Car Bomb Kills Guard at Baghdad U.N.
By Fiona O'Brien and Ian Simpson, Reuters
BAGHDAD (Sept. 22) - A suicide car bomber blew himself up near the U.N. headquarters in Baghdad on Monday, also killing a security guard and wounding 17 people, a month after a huge truck bomb devastated the building.
The bomber struck on the eve of the United Nations General Assembly in New York, which an Iraqi delegation is due to attend. One of those due to represent Iraq there, Governing Council member Akila al-Hashemi, was critically wounded on Saturday in an assassination attempt in Baghdad.
''This is a suicide bomb,'' Captain Sean Kirley, a U.S. officer at the scene, told reporters. He said the blast happened at about 8:10 a.m. (0410 GMT), some 250 meters (yards) from the U.N. building where 22 people died last month.
Kirley said the bomber drove into the U.N. car park and was stopped by an Iraqi security guard.
The force of the blast blew the car in half and sent shreds of metal dozens of meters in all directions. A blackened and burned-out hulk was all that the remained of the vehicle.

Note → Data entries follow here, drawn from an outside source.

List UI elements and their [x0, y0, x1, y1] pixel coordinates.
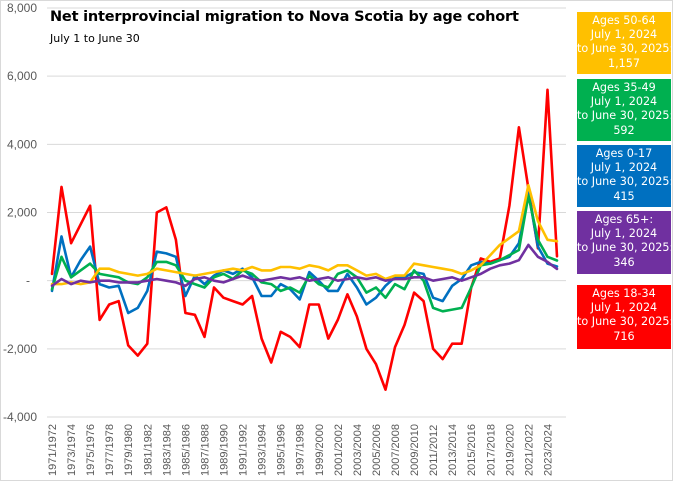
series-line-ages-0-17	[50, 190, 559, 315]
callout-line: July 1, 2024	[590, 95, 658, 109]
x-tick-label: 1981/1982	[142, 424, 154, 476]
y-tick-label: 4,000	[7, 137, 37, 151]
x-tick-label: 1997/1998	[295, 424, 307, 476]
callout-line: Ages 0-17	[595, 147, 653, 160]
x-tick-label: 2019/2020	[504, 424, 516, 476]
x-axis-ticks: 1971/1972 1973/1974 1975/1976 1977/1978 1979…	[47, 424, 554, 476]
callout-value: 592	[613, 123, 635, 137]
gridlines	[47, 7, 566, 418]
callout-ages-50-64: Ages 50-64 July 1, 2024 to June 30, 2025…	[577, 12, 673, 74]
x-tick-label: 1995/1996	[276, 424, 288, 476]
x-tick-label: 1979/1980	[123, 424, 135, 476]
y-tick-label: 8,000	[7, 1, 37, 15]
callout-ages-35-49: Ages 35-49 July 1, 2024 to June 30, 2025…	[577, 79, 673, 141]
callout-ages-0-17: Ages 0-17 July 1, 2024 to June 30, 2025:…	[577, 145, 673, 207]
x-tick-label: 2013/2014	[447, 424, 459, 476]
callout-value: 716	[613, 329, 635, 343]
callout-value: 415	[613, 189, 635, 203]
callout-line: to June 30, 2025:	[577, 42, 673, 56]
callout-line: to June 30, 2025:	[577, 109, 673, 123]
chart-subtitle: July 1 to June 30	[50, 32, 140, 45]
callout-line: to June 30, 2025:	[577, 175, 673, 189]
series-line-ages-35-49	[50, 194, 559, 313]
y-axis-ticks: 8,000 6,000 4,000 2,000 - -2,000 -4,000	[3, 1, 37, 424]
callout-line: Ages 65+:	[594, 213, 654, 226]
x-tick-label: 1973/1974	[66, 424, 78, 476]
callout-value: 1,157	[607, 56, 641, 70]
callout-line: to June 30, 2025:	[577, 315, 673, 329]
x-tick-label: 2017/2018	[485, 424, 497, 476]
callout-line: July 1, 2024	[590, 227, 658, 241]
callout-line: Ages 18-34	[592, 287, 656, 300]
x-tick-label: 1989/1990	[219, 424, 231, 476]
x-tick-label: 1999/2000	[314, 424, 326, 476]
x-tick-label: 2015/2016	[466, 424, 478, 476]
callout-line: to June 30, 2025:	[577, 241, 673, 255]
x-tick-label: 2003/2004	[352, 424, 364, 476]
x-tick-label: 1983/1984	[161, 424, 173, 476]
x-tick-label: 2021/2022	[523, 424, 535, 476]
y-tick-label: -4,000	[3, 410, 37, 424]
series-lines	[50, 88, 559, 392]
callout-line: Ages 35-49	[592, 81, 656, 94]
chart-title: Net interprovincial migration to Nova Sc…	[50, 9, 519, 25]
callout-line: Ages 50-64	[592, 14, 656, 27]
series-line-ages-50-64	[50, 183, 559, 286]
x-tick-label: 2007/2008	[390, 424, 402, 476]
x-tick-label: 2001/2002	[333, 424, 345, 476]
x-tick-label: 2023/2024	[542, 424, 554, 476]
callout-line: July 1, 2024	[590, 28, 658, 42]
y-tick-label: -2,000	[3, 342, 37, 356]
y-tick-label: 6,000	[7, 69, 37, 83]
x-tick-label: 1991/1992	[238, 424, 250, 476]
callout-line: July 1, 2024	[590, 161, 658, 175]
x-tick-label: 1993/1994	[257, 424, 269, 476]
x-tick-label: 2009/2010	[409, 424, 421, 476]
x-tick-label: 2011/2012	[428, 425, 440, 476]
callout-ages-65-plus: Ages 65+: July 1, 2024 to June 30, 2025:…	[577, 211, 673, 274]
callout-value: 346	[613, 255, 635, 269]
x-tick-label: 2005/2006	[371, 424, 383, 476]
series-line-ages-18-34	[50, 88, 559, 392]
x-tick-label: 1971/1972	[47, 424, 59, 476]
x-tick-label: 1985/1986	[180, 424, 192, 476]
callout-ages-18-34: Ages 18-34 July 1, 2024 to June 30, 2025…	[577, 285, 673, 349]
callout-line: July 1, 2024	[590, 301, 658, 315]
y-tick-label: -	[26, 274, 30, 288]
x-tick-label: 1975/1976	[85, 424, 97, 476]
x-tick-label: 1977/1978	[104, 424, 116, 476]
y-tick-label: 2,000	[7, 206, 37, 220]
x-tick-label: 1987/1988	[199, 424, 211, 476]
series-line-ages-65	[50, 243, 559, 288]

''The driver and the guard engaged in conversation and the bomb was detonated from inside the vehicle,'' Kirley said. ''The damage to the other cars was catastrophic.''
Kirley said the bomber had been aiming for the U.N. building but was deterred by the security. ''He wanted to get into the U.N. headquarters and he changed his target,'' he said.
PANIC AMONG STAFF
Hanan Tahir, a nutritionist working for the World Food Program, said the attack caused panic among staff.
''They were screaming, shouting,'' she said. ''They were crying and they were running.''
Aqeel Abd Ali, a guard at the building, said the torso and head of the bomber had been found, and the face was still recognizable. Police were trying to identify him.
At a nearby hospital, Wahid Karim was recovering after having a chunk of metal removed from his head.
''I didn't even hear it. I lost consciousness,'' he said. ''I came round in my car. The driver was bleeding.''
U.N. spokeswoman Antonia Paradela said 17 people were wounded, two of them Iraqi U.N. staff and the others Iraqi security guards. The blast, heard all over Baghdad, destroyed 10 other vehicles.
''This incident today once again underlines that Iraq remains a war zone and a high risk environment, particularly for those working to improve the lives of the Iraqi people,'' Kevin Kennedy, the senior U.N. official in Baghdad, said in a statement read out by Paradela at the scene.
Paradela said U.N. staff did not know why they were being targeted in Iraq. ''It's not really for lack of security that this happens,'' she said. ''If people are willing to kill themselves there's not a lot we can do.''
DEBATE OVER U.N. ROLE
Guerrillas also killed three U.S. soldiers over the weekend -- two in a mortar attack on Abu Ghraib prison west of Baghdad and one in a roadside bombing near the town of Ramadi.
In the southern city of Basra, men in two cars attacked a police station with gunfire and explosives, wounding nine policemen, a senior police officer told Reuters.
Rising violence has put President Bush under pressure at home, and Washington is urging other countries to send troops to Iraq to help establish peace after the war that toppled Saddam Hussein in April.
Since Bush declared major combat over on May 1, 79 U.S. soldiers have been killed in hostile incidents in Iraq.
Bush wants a new U.N. resolution to create a multinational force, but France and Germany, who opposed the war, are demanding the United States agree to a faster handover of power to Iraqis. Washington believes that would lead to chaos.
Hours before traveling to the United States on Sunday for the General Assembly, French President Jacques Chirac proposed that Washington transfer symbolic sovereignty to Iraqis soon and cede real power in six to nine months.
The United States, which has drafted a Security Council resolution on Iraq's future but not yet introduced it, opposes any deadlines to end the occupation and says the 25-member Iraqi Governing Council should set a timetable.
The recent violence has overshadowed Iraqi efforts to drum up investment at the annual meeting of the International Monetary Fund and World Bank in Dubai.
The country's finance minister announced measures on Sunday that would open the country to foreign investment after decades of rigid state control. But with security still a major problem, and the oil industry struggling to get back on its feet, analysts say real economic recovery looks distant.